I got a new position at the same old place of work, one that, even with potential furloughs on the horizon, is about as stable as they come. For a variety of reasons, although I should be payed more for what I do and wish my job was more engaging, I'm not likely to go elsewhere for the next several years.
So the need to work and to drive outside of the city never came. And while I enjoy my car, I don't need it. I walk and ride by bike and take the metro a lot. And I carpool. And between the cost of gas (when I do drive my car) and my loan payment and my insurance.... I'm not sure the equation is balanced. Far from it, actually. I could be putting away so much more money if I didn't have my car.
And.
I'm very concerned about our future.
Ours, as in yours and mine.
I believe strongly that our economy is not going to recover, that we have turned an important corner.

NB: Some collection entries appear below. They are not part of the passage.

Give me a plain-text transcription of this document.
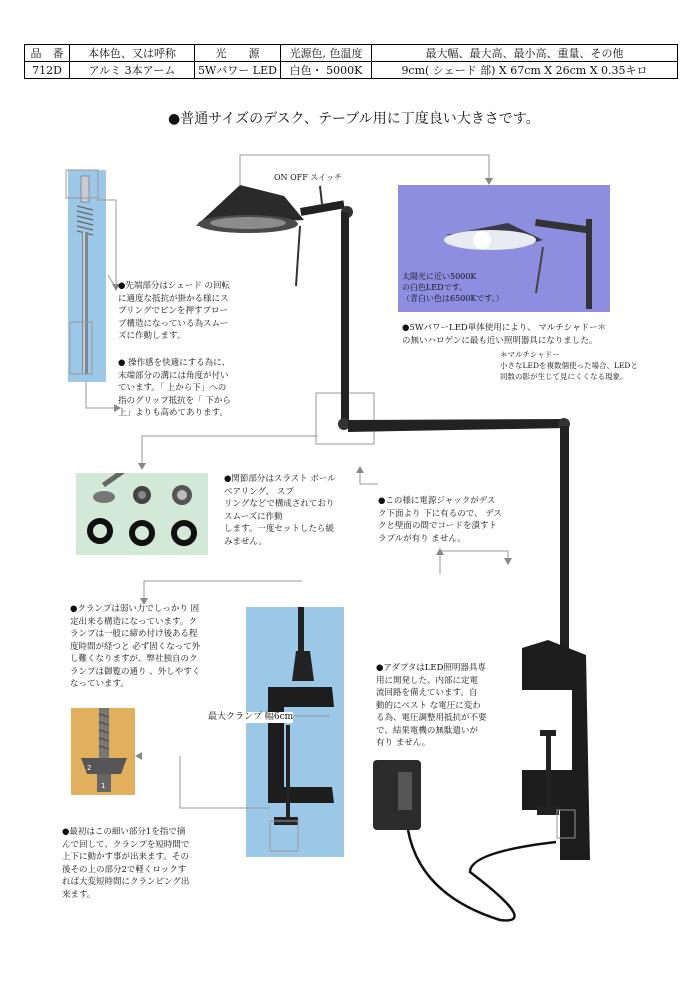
品　番	本体色、又は呼称	光　　源	光源色, 色温度	最大幅、最大高、最小高、重量、その他
712D	アルミ 3本アーム	5Wパワー LED	白色・ 5000K	9cm( シェード 部) X 67cm X 26cm X 0.35キロ
●普通サイズのデスク、テーブル用に丁度良い大きさです。
太陽光に近い5000K
の白色LEDです。
（青白い色は6500Kです。）
2
1
ON OFF スイッチ
最大クランプ 幅6cm
●先端部分はシェード の回転
に適度な抵抗が掛かる様にス
プリングでピンを押すプロー
ブ構造になっている為スムー
ズに作動します。
● 操作感を快適にする為に、
末端部分の溝には角度が付い
ています。「 上から下」への
指のグリップ抵抗を「 下から
上」よりも高めてあります。
●5WパワーLED単体使用により、 マルチシャドー＊
の無いハロゲンに最も近い照明器具になりました。
＊マルチシャドー
小さなLEDを複数個使った場合、LEDと
同数の影が生じて見にくくなる現象。
●関節部分はスラスト ボール
ベアリング、 スプ
リングなどで構成されており
スムーズに作動
します。一度セットしたら緩
みません。
●この様に電源ジャックがデス
ク下面より 下に有るので、 デス
クと壁面の間でコードを潰すト
ラブルが有り ません。
●クランプは弱い力でしっかり 固
定出来る構造になっています。ク
ランプは一般に締め付け後ある程
度時間が経つと 必ず固くなって外
し難くなりますが、弊社独自のク
ランプは御覧の通り 、外しやすく
なっています。
●アダプタはLED照明器具専
用に開発した、内部に定電
流回路を備えています。自
動的にベスト な電圧に変わ
る為、電圧調整用抵抗が不要
で、結果電機の無駄遣いが
有り ません。
●最初はこの細い部分1を指で摘
んで回して、クランプを短時間で
上下に動かす事が出来ます。その
後その上の部分2で軽くロックす
れば大変短時間にクランピング出
来ます。
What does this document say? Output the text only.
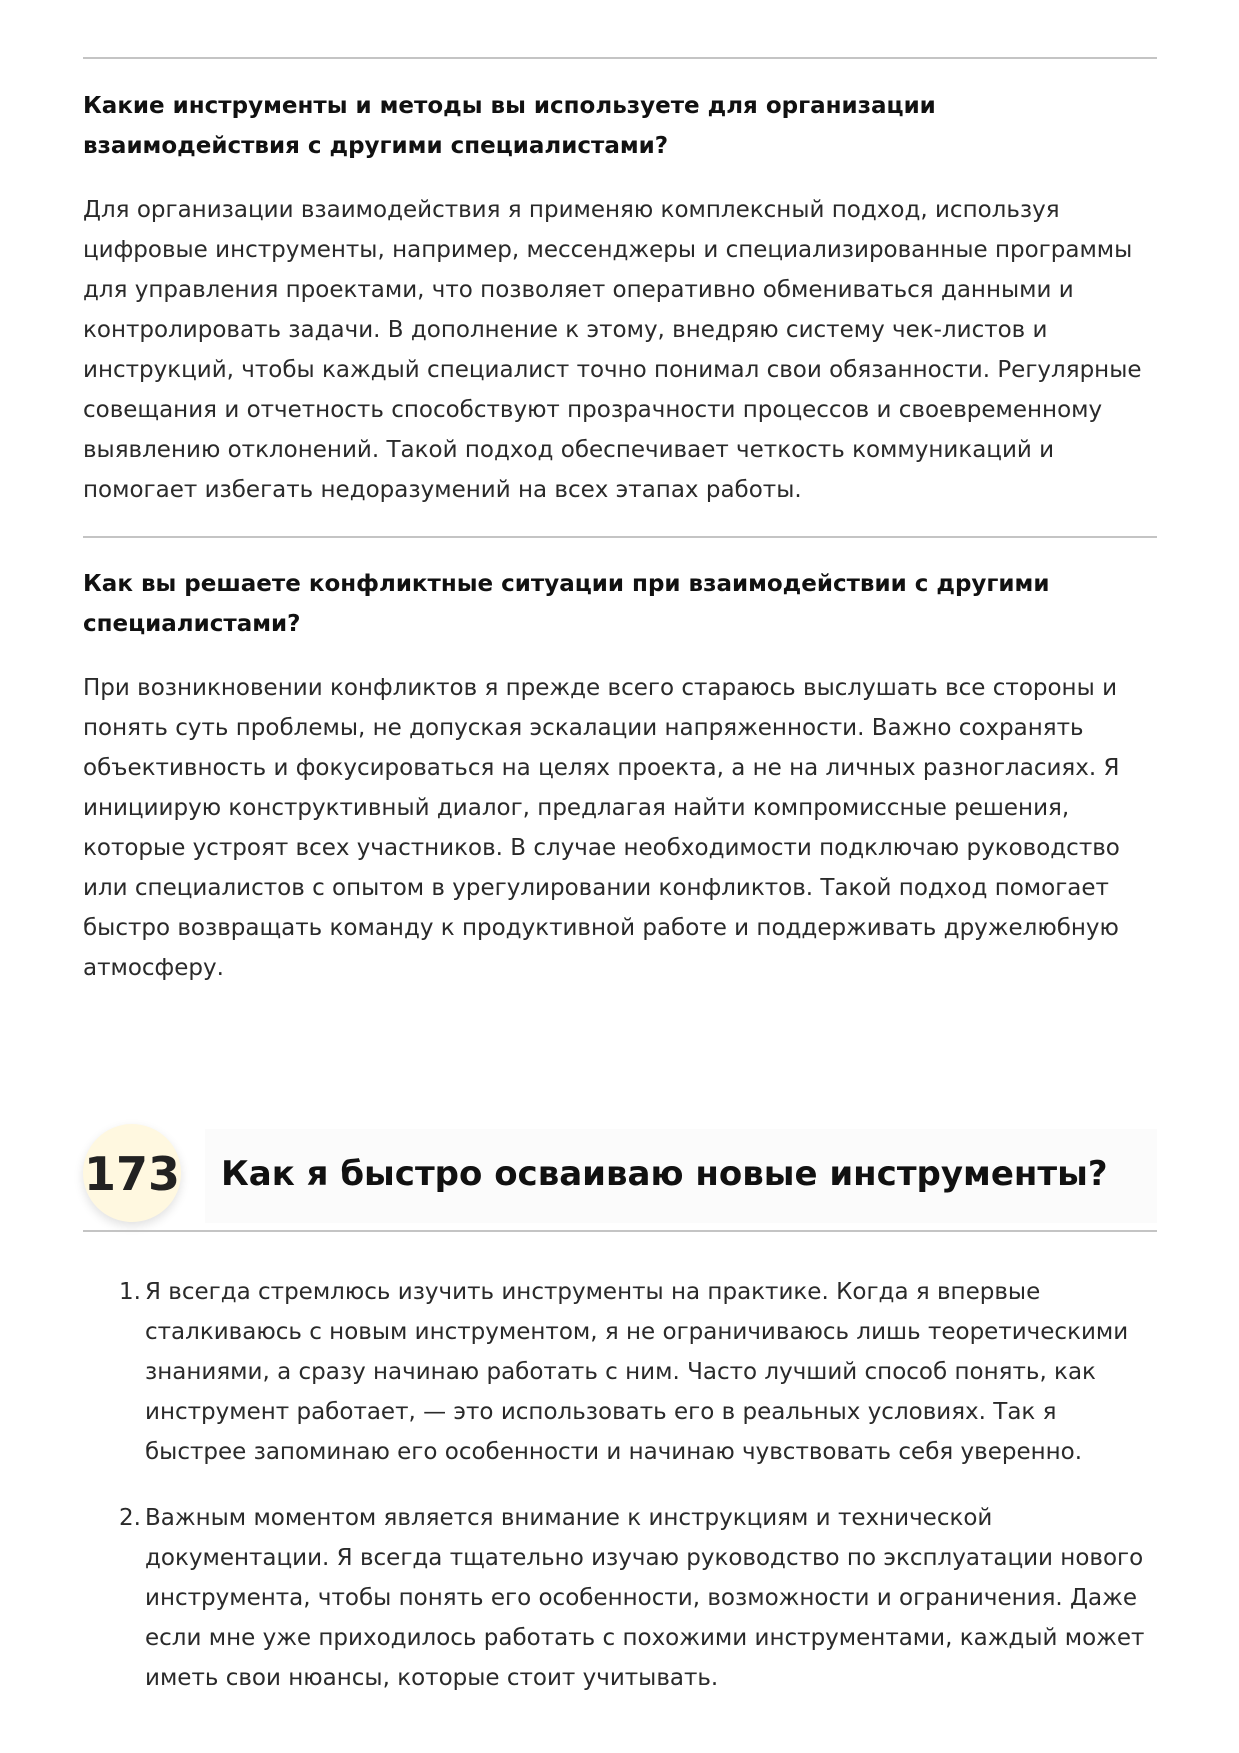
Какие инструменты и методы вы используете для организации взаимодействия с другими специалистами?
Для организации взаимодействия я применяю комплексный подход, используя цифровые инструменты, например, мессенджеры и специализированные программы для управления проектами, что позволяет оперативно обмениваться данными и контролировать задачи. В дополнение к этому, внедряю систему чек-листов и инструкций, чтобы каждый специалист точно понимал свои обязанности. Регулярные совещания и отчетность способствуют прозрачности процессов и своевременному выявлению отклонений. Такой подход обеспечивает четкость коммуникаций и помогает избегать недоразумений на всех этапах работы.
Как вы решаете конфликтные ситуации при взаимодействии с другими специалистами?
При возникновении конфликтов я прежде всего стараюсь выслушать все стороны и понять суть проблемы, не допуская эскалации напряженности. Важно сохранять объективность и фокусироваться на целях проекта, а не на личных разногласиях. Я инициирую конструктивный диалог, предлагая найти компромиссные решения, которые устроят всех участников. В случае необходимости подключаю руководство или специалистов с опытом в урегулировании конфликтов. Такой подход помогает быстро возвращать команду к продуктивной работе и поддерживать дружелюбную атмосферу.
173 Как я быстро осваиваю новые инструменты?
1. Я всегда стремлюсь изучить инструменты на практике. Когда я впервые сталкиваюсь с новым инструментом, я не ограничиваюсь лишь теоретическими знаниями, а сразу начинаю работать с ним. Часто лучший способ понять, как инструмент работает, — это использовать его в реальных условиях. Так я быстрее запоминаю его особенности и начинаю чувствовать себя уверенно.
2. Важным моментом является внимание к инструкциям и технической документации. Я всегда тщательно изучаю руководство по эксплуатации нового инструмента, чтобы понять его особенности, возможности и ограничения. Даже если мне уже приходилось работать с похожими инструментами, каждый может иметь свои нюансы, которые стоит учитывать.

There might be times when it feels like it's getting better, but we're all headed for some very major change in the next decade, or even the next few years, in terms of lifestyle. And that lifestyle doesn't involve cars. Or, it involves a lot less of them.
For a long time I've been interested in living a more sustainable life. It was something I grew up with, have been nostalgic about, and have longed to return to and explore further. But recently I've realized that the time line has, perhaps, not been what I thought it was, and my desire to make this transition to an off-the-grid life has taken on a new sense of urgency.
It's time to take stock. Save until it hurts. Pay of my debts. Cultivate, both my yard/garden and other skills for the life ahead. And even if I take a loss on my car... I'm thinking it might be worth it.
Just thinking right now. Just thinking.